After Rio 2016, UK sport cut its funding for BMX racing and she found herself having to raise money for her Tokyo dreams.

“I was living at home, working part-time (as a teaching assistant) and then it basically just got to the stage where it was like, if you really wanna do this and have the best chance I've got to go to these races, I've got to pay for a good coach," she told Olympics.com.

"So we set up the crowdfunding page and we did get enough to pay for a coach at the time, travelled to Australia for three or four weeks, and got me to other events to get points (needed to qualify for the 2020 Games). They weren't the best points because I wasn't doing that great, but they were points nonetheless, and it was enough to get me to Tokyo.”

Pathways diverge after dramatic experiences in Tokyo

While Shriever’s victory in Tokyo made her a national celebrity and kickstarted a new period of her life in which she won her maiden World Championship in 2021 and was awarded an MBE from the British royal family, Sakakibara’s post-Olympics experience took her on a different path.

For a while, she considered stepping away from the sport completely, with injuries - including a series of concussions - leaving her wracked with self-doubt and, worse than that, fearful of the danger that doubt could put you in.

"With a sport like BMX, I feel like if you have that hesitation, that's when things go wrong,” she said in 2022. “I know what the risks involved are with hesitation.”

But slowly but surely Sakaibara has returned to confidence and the results have seen her become an even stronger racer than ever before.

Now Shriever and Sakakibara are the two favourites for Olympic gold in Paris after both enjoyed sensational campaigns in 2023.

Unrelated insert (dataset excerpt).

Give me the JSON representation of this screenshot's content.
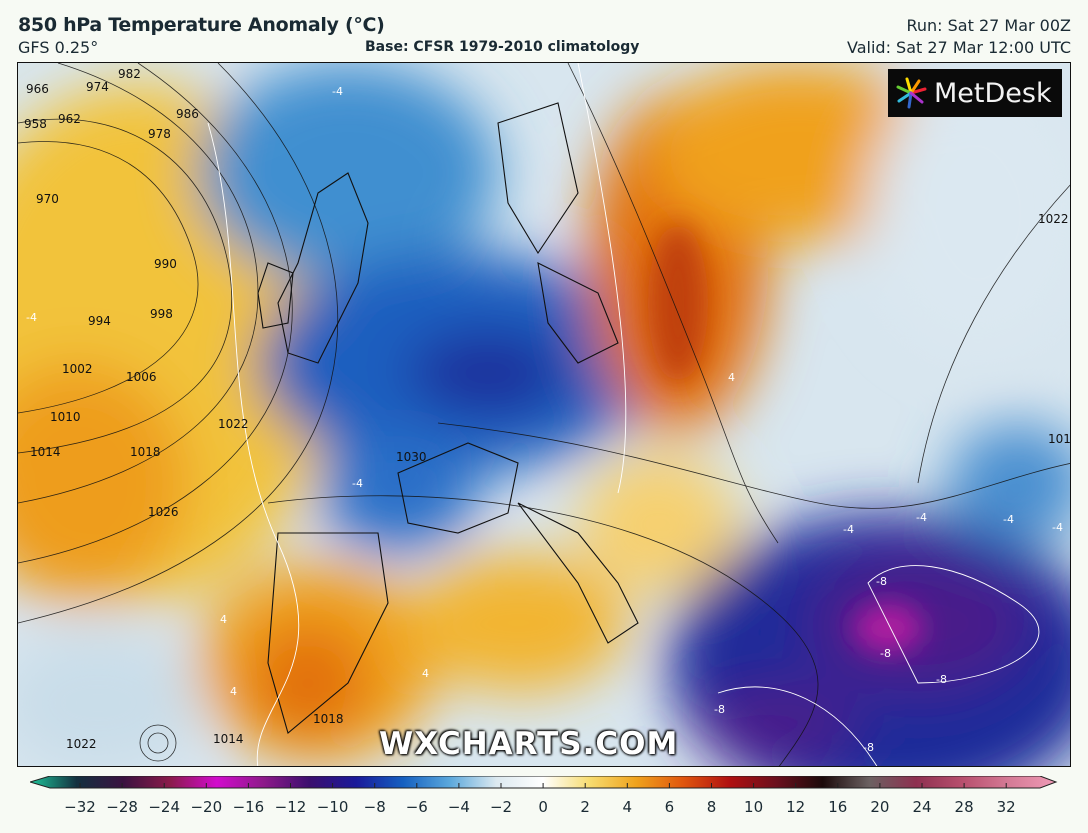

Beth Shriever and Saya Sakakibara close to inseparable in race for Olympic glory

Over the entirety of last year’s BMX World Cup season, only two women found themselves on the top of the podium: Shriever and Sakakibara.

The Brit won four of the first six races, while Sakakibara finished the season in consistently brilliant form, triumphing in five of the final seven.

It left the Australian on top of the world as she took home her first-ever overall World Cup title.

While missing out on that title may have stung for Shriever, second place in the standings was accompanied by a second World Championship gold as she won the women’s elite race at her home championship in Glasgow.

Sakakbiara has continued her imperious form in 2024, taking victory in the first two races of the season in Rotorua, New Zealand. And, as always, Shriever was close to her side, finishing third and second to secure two more podiums.

Now with the World Cup season about to continue in Brisbane, Australia on 24-25 February, and the Olympic Games just over five months away, there is little to choose between Australia's and Britain’s finest who are both chasing Olympic gold, despite the contrasting paths their journeys have taken them on.